More teraflop chips are being introduced by AMD and Nvidia. AMD FireStream 9250 will be available at the end of Sept 2008 for $1999. The FireStream chips can perform “double precision” floating-point calculations at 1 teraflop of performance.
A 4x Crossfire X configuration is good for almost 5 TFlops, which means 1.2 TFlops per RV770 GPU. The R700 – the dual-GPU 4870 X2 card – is good for almost twice that performance: According to AMD, the R700 will deliver 2 TFlops per board. The AMD chips use less power than the Nvidia chips.
UPDATE: The Nvidia Tesla 10P is the company’s second generation, general purpose graphic processing unit for high-performance computing (GPGPU). The latest product has twice the performance of the previous generation Tesla 8 product, or 1 teraflop of computational power versus 500 gigaflops. The T10P also has more than double the memory at 4GB versus 1.5GB in the older model. Nvidia’s Tesla C1060 card slips into a PCIe slot for delivering high-performance computing to workstations. The card delivers 1 teraflop of power for $1,699. The Nvidia 10P also supports double precision processing which is needed for many scientific supercomputing applications
The Nvidia chips include 1.4 billion transistors running at speeds up to 1.6 GHz. “It’s one of the largest chips in mass production and unlike some processors it is not 60 percent cache,” said Keane.
Nvidia is continuing to push GPGPU (Nvidia Tesla) systems for technical computing using graphics chips.
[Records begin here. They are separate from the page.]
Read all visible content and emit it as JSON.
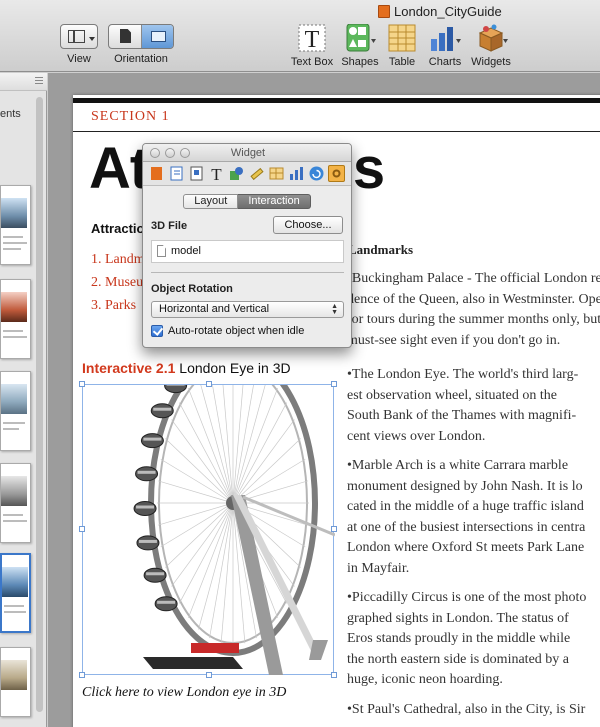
{
  "window": {
    "title": "London_CityGuide"
  },
  "toolbar": {
    "view_label": "View",
    "orientation_label": "Orientation",
    "textbox_label": "Text Box",
    "shapes_label": "Shapes",
    "table_label": "Table",
    "charts_label": "Charts",
    "widgets_label": "Widgets"
  },
  "sidebar": {
    "visible_label": "ents"
  },
  "page": {
    "section_label": "SECTION 1",
    "title": "Attractions",
    "attractions_heading": "Attractions",
    "attractions_list": [
      "1. Landmarks",
      "2. Museums",
      "3. Parks"
    ],
    "column_heading": "Landmarks",
    "body_paragraphs": [
      [
        "•Buckingham Palace - The official London resi-",
        "dence of the Queen, also in Westminster. Open",
        "for tours during the summer months only, but a",
        "must-see sight even if you don't go in."
      ],
      [
        "•The London Eye. The world's third larg-",
        "est observation wheel, situated on the",
        "South Bank of the Thames with magnifi-",
        "cent views over London."
      ],
      [
        "•Marble Arch is a white Carrara marble",
        "monument designed by John Nash. It is lo",
        "cated in the middle of a huge traffic island",
        "at one of the busiest intersections in centra",
        "London where Oxford St meets Park Lane",
        "in Mayfair."
      ],
      [
        "•Piccadilly Circus is one of the most photo",
        "graphed sights in London. The status of",
        "Eros stands proudly in the middle while",
        "the north eastern side is dominated by a",
        "huge, iconic neon hoarding."
      ],
      [
        "•St Paul's Cathedral, also in the City, is Sir"
      ]
    ],
    "interactive_label": "Interactive 2.1",
    "interactive_title": "London Eye in 3D",
    "click_caption": "Click here to view London eye in 3D"
  },
  "inspector": {
    "title": "Widget",
    "tab_layout": "Layout",
    "tab_interaction": "Interaction",
    "file_heading": "3D File",
    "choose_button": "Choose...",
    "model_name": "model",
    "rotation_heading": "Object Rotation",
    "rotation_value": "Horizontal and Vertical",
    "autorotate_label": "Auto-rotate object when idle",
    "autorotate_checked": true
  },
  "colors": {
    "accent_red": "#c8361b",
    "selection_blue": "#3b77c9"
  }
}
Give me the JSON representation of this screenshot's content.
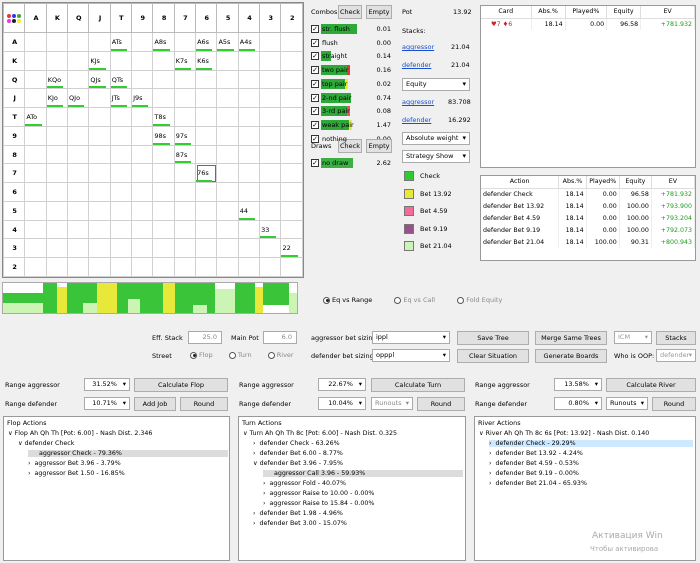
{
  "grid": {
    "headers": [
      "A",
      "K",
      "Q",
      "J",
      "T",
      "9",
      "8",
      "7",
      "6",
      "5",
      "4",
      "3",
      "2"
    ],
    "cells": [
      {
        "row": 0,
        "col": 4,
        "text": "ATs"
      },
      {
        "row": 0,
        "col": 6,
        "text": "A8s"
      },
      {
        "row": 0,
        "col": 8,
        "text": "A6s"
      },
      {
        "row": 0,
        "col": 9,
        "text": "A5s"
      },
      {
        "row": 0,
        "col": 10,
        "text": "A4s"
      },
      {
        "row": 1,
        "col": 3,
        "text": "KJs"
      },
      {
        "row": 1,
        "col": 7,
        "text": "K7s"
      },
      {
        "row": 1,
        "col": 8,
        "text": "K6s"
      },
      {
        "row": 2,
        "col": 1,
        "text": "KQo"
      },
      {
        "row": 2,
        "col": 3,
        "text": "QJs"
      },
      {
        "row": 2,
        "col": 4,
        "text": "QTs"
      },
      {
        "row": 3,
        "col": 1,
        "text": "KJo"
      },
      {
        "row": 3,
        "col": 2,
        "text": "QJo"
      },
      {
        "row": 3,
        "col": 4,
        "text": "JTs"
      },
      {
        "row": 3,
        "col": 5,
        "text": "J9s"
      },
      {
        "row": 4,
        "col": 0,
        "text": "ATo"
      },
      {
        "row": 4,
        "col": 6,
        "text": "T8s"
      },
      {
        "row": 5,
        "col": 6,
        "text": "98s"
      },
      {
        "row": 5,
        "col": 7,
        "text": "97s"
      },
      {
        "row": 6,
        "col": 7,
        "text": "87s"
      },
      {
        "row": 7,
        "col": 8,
        "text": "76s",
        "selected": true
      },
      {
        "row": 9,
        "col": 10,
        "text": "44"
      },
      {
        "row": 10,
        "col": 11,
        "text": "33"
      },
      {
        "row": 11,
        "col": 12,
        "text": "22"
      }
    ]
  },
  "combos": {
    "title": "Combos",
    "check": "Check",
    "empty": "Empty",
    "rows": [
      {
        "label": "str. flush",
        "value": "0.01",
        "fill": 0.9,
        "color": "#2fa83a"
      },
      {
        "label": "flush",
        "value": "0.00",
        "fill": 0,
        "color": "#2fa83a"
      },
      {
        "label": "straight",
        "value": "0.14",
        "fill": 0.25,
        "color": "#2fa83a"
      },
      {
        "label": "two pair",
        "value": "0.16",
        "fill": 0.65,
        "color": "#2fa83a",
        "accent": "#e33"
      },
      {
        "label": "top pair",
        "value": "0.02",
        "fill": 0.6,
        "color": "#2fa83a",
        "accent": "#ee2"
      },
      {
        "label": "2-nd pair",
        "value": "0.74",
        "fill": 0.75,
        "color": "#2fa83a"
      },
      {
        "label": "3-rd pair",
        "value": "0.08",
        "fill": 0.65,
        "color": "#2fa83a",
        "accent": "#e55"
      },
      {
        "label": "weak pair",
        "value": "1.47",
        "fill": 0.7,
        "color": "#2fa83a",
        "accent": "#ee2"
      },
      {
        "label": "nothing",
        "value": "0.00",
        "fill": 0,
        "color": "#2fa83a"
      }
    ],
    "draws_title": "Draws",
    "draws_check": "Check",
    "draws_empty": "Empty",
    "draw_row": {
      "label": "no draw",
      "value": "2.62"
    }
  },
  "pot": {
    "label": "Pot",
    "value": "13.92",
    "stacks_label": "Stacks:",
    "aggressor": "aggressor",
    "aggressor_stack": "21.04",
    "defender": "defender",
    "defender_stack": "21.04",
    "metric": "Equity",
    "agg_equity": "83.708",
    "def_equity": "16.292",
    "weight": "Absolute weight",
    "strategy": "Strategy Show"
  },
  "legend": [
    {
      "label": "Check",
      "color": "#2ecc2e"
    },
    {
      "label": "Bet 13.92",
      "color": "#e8e83a"
    },
    {
      "label": "Bet 4.59",
      "color": "#f06c9b"
    },
    {
      "label": "Bet 9.19",
      "color": "#9b4f8e"
    },
    {
      "label": "Bet 21.04",
      "color": "#ccf5b5"
    }
  ],
  "card_table": {
    "headers": [
      "Card",
      "Abs.%",
      "Played%",
      "Equity",
      "EV"
    ],
    "rows": [
      [
        "♥7 ♦6",
        "18.14",
        "0.00",
        "96.58",
        "+781.932"
      ]
    ]
  },
  "action_table": {
    "headers": [
      "Action",
      "Abs.%",
      "Played%",
      "Equity",
      "EV"
    ],
    "rows": [
      [
        "defender Check",
        "18.14",
        "0.00",
        "96.58",
        "+781.932"
      ],
      [
        "defender Bet 13.92",
        "18.14",
        "0.00",
        "100.00",
        "+793.900"
      ],
      [
        "defender Bet 4.59",
        "18.14",
        "0.00",
        "100.00",
        "+793.204"
      ],
      [
        "defender Bet 9.19",
        "18.14",
        "0.00",
        "100.00",
        "+792.073"
      ],
      [
        "defender Bet 21.04",
        "18.14",
        "100.00",
        "90.31",
        "+800.943"
      ]
    ]
  },
  "eq_radios": [
    "Eq vs Range",
    "Eq vs Call",
    "Fold Equity"
  ],
  "board": [
    {
      "rank": "A",
      "suit": "♥",
      "color": "#c0282c"
    },
    {
      "rank": "Q",
      "suit": "♥",
      "color": "#c0282c"
    },
    {
      "rank": "T",
      "suit": "♥",
      "color": "#c0282c"
    },
    {
      "rank": "8",
      "suit": "♣",
      "color": "#1b7a2a"
    },
    {
      "rank": "6",
      "suit": "♠",
      "color": "#3a3a3a"
    }
  ],
  "controls": {
    "eff_stack_label": "Eff. Stack",
    "eff_stack": "25.0",
    "main_pot_label": "Main Pot",
    "main_pot": "6.0",
    "street_label": "Street",
    "streets": [
      "Flop",
      "Turn",
      "River"
    ],
    "agg_sizing_label": "aggressor bet sizing:",
    "agg_sizing": "ippl",
    "def_sizing_label": "defender bet sizing:",
    "def_sizing": "opppl",
    "save_tree": "Save Tree",
    "merge": "Merge Same Trees",
    "icm": "ICM",
    "stacks": "Stacks",
    "clear": "Clear Situation",
    "generate": "Generate Boards",
    "who_oop": "Who is OOP:",
    "oop_val": "defender"
  },
  "ranges": {
    "flop": {
      "agg_label": "Range aggressor",
      "agg": "31.52%",
      "def_label": "Range defender",
      "def": "10.71%",
      "calc": "Calculate Flop",
      "add_job": "Add Job",
      "round": "Round"
    },
    "turn": {
      "agg_label": "Range aggressor",
      "agg": "22.67%",
      "def_label": "Range defender",
      "def": "10.04%",
      "calc": "Calculate Turn",
      "runouts": "Runouts",
      "round": "Round"
    },
    "river": {
      "agg_label": "Range aggressor",
      "agg": "13.58%",
      "def_label": "Range defender",
      "def": "0.80%",
      "calc": "Calculate River",
      "runouts": "Runouts",
      "round": "Round"
    }
  },
  "flop_tree": {
    "title": "Flop Actions",
    "nodes": [
      "Flop Ah Qh Th [Pot: 6.00] - Nash Dist. 2.346",
      "defender Check",
      "aggressor Check - 79.36%",
      "aggressor Bet 3.96 - 3.79%",
      "aggressor Bet 1.50 - 16.85%"
    ]
  },
  "turn_tree": {
    "title": "Turn Actions",
    "nodes": [
      "Turn Ah Qh Th 8c [Pot: 6.00] - Nash Dist. 0.325",
      "defender Check - 63.26%",
      "defender Bet 6.00 - 8.77%",
      "defender Bet 3.96 - 7.95%",
      "aggressor Call 3.96 - 59.93%",
      "aggressor Fold - 40.07%",
      "aggressor Raise to 10.00 - 0.00%",
      "aggressor Raise to 15.84 - 0.00%",
      "defender Bet 1.98 - 4.96%",
      "defender Bet 3.00 - 15.07%"
    ]
  },
  "river_tree": {
    "title": "River Actions",
    "nodes": [
      "River Ah Qh Th 8c 6s [Pot: 13.92] - Nash Dist. 0.140",
      "defender Check - 29.29%",
      "defender Bet 13.92 - 4.24%",
      "defender Bet 4.59 - 0.53%",
      "defender Bet 9.19 - 0.00%",
      "defender Bet 21.04 - 65.93%"
    ]
  },
  "watermark": {
    "line1": "Активация Win",
    "line2": "Чтобы активирова"
  }
}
The company is launching two board level products for such high-end apps, including a four GPU system in a 1U-sized rack-mounted device that delivers up to 4 TFlops at 700W. It sells for $7,995.
Nvidia is updating its year-old Cuda development environment that helps programmers modify C programs to exploit parallelism. Cuda now supports all major 32- and 64-bit operating systems and includes a number of parallel algorithms and tools. On the road map for Cuda is support for Fortran and multiple GPU systems and clusters. Nvidia is also working on support for C++ and a hardware debugger.
Evolved machines uses the Tesla processors to speed up by 130-fold against simulations with current generation x86 microprocessors. They are now engaged in the design of a rack of GPUs, which will rival the world’s top systems, at 1/100 their cost.
Simulation of a single neuron involves 200,000,000 differential equation evaluations per second, requiring approximately 4 gigaflops. A neural array engaged in sensory processing requires thousands of neurons, thus, the detailed simulation of neural systems in real time requires more than 10 teraflops of computing power.
Intel Larrabee chip was delayed
According to Hiroshige’s Goto Weekly from Japan, there’ll be 24 and 32 core variants out in 2009 and a 48 core chip in 2010.
AMD new high end graphics chips will be a cheaper two chip set
AMD says its 4850 device at about 110 W and $199 will deliver about 75 percent of the performance of Nvidia’s high-end GTX280 which costs $649 and dissipates 236W. AMD will claim technology leadership in two areas. Its chips will use more than 500 cores, more than double the 240 cores on the new Nvidia parts. They will also use GDDR5 memory interfaces running at about 3.2 Gbits/s or more. Nvidia will use the existing GDDR3 protocol running at up to 1.1 GHz on a 512-bit interface to deliver memory bandwidth up to about 102 Gbytes/s on some versions.
Because memory bandwidth is not increasing as fast as processing resources on the latest Nvidia architecture, some applications may find they are memory bound, said Andy Keane, general manager of GPU computing at Nvidia.
Bergman said the AMD focus on a more mainstream design will enable it to roll out this fall a version for notebook computers that consumes less than 70W. “There’s no way this new Nvidia core will be in notebooks this fall,” Bergman said.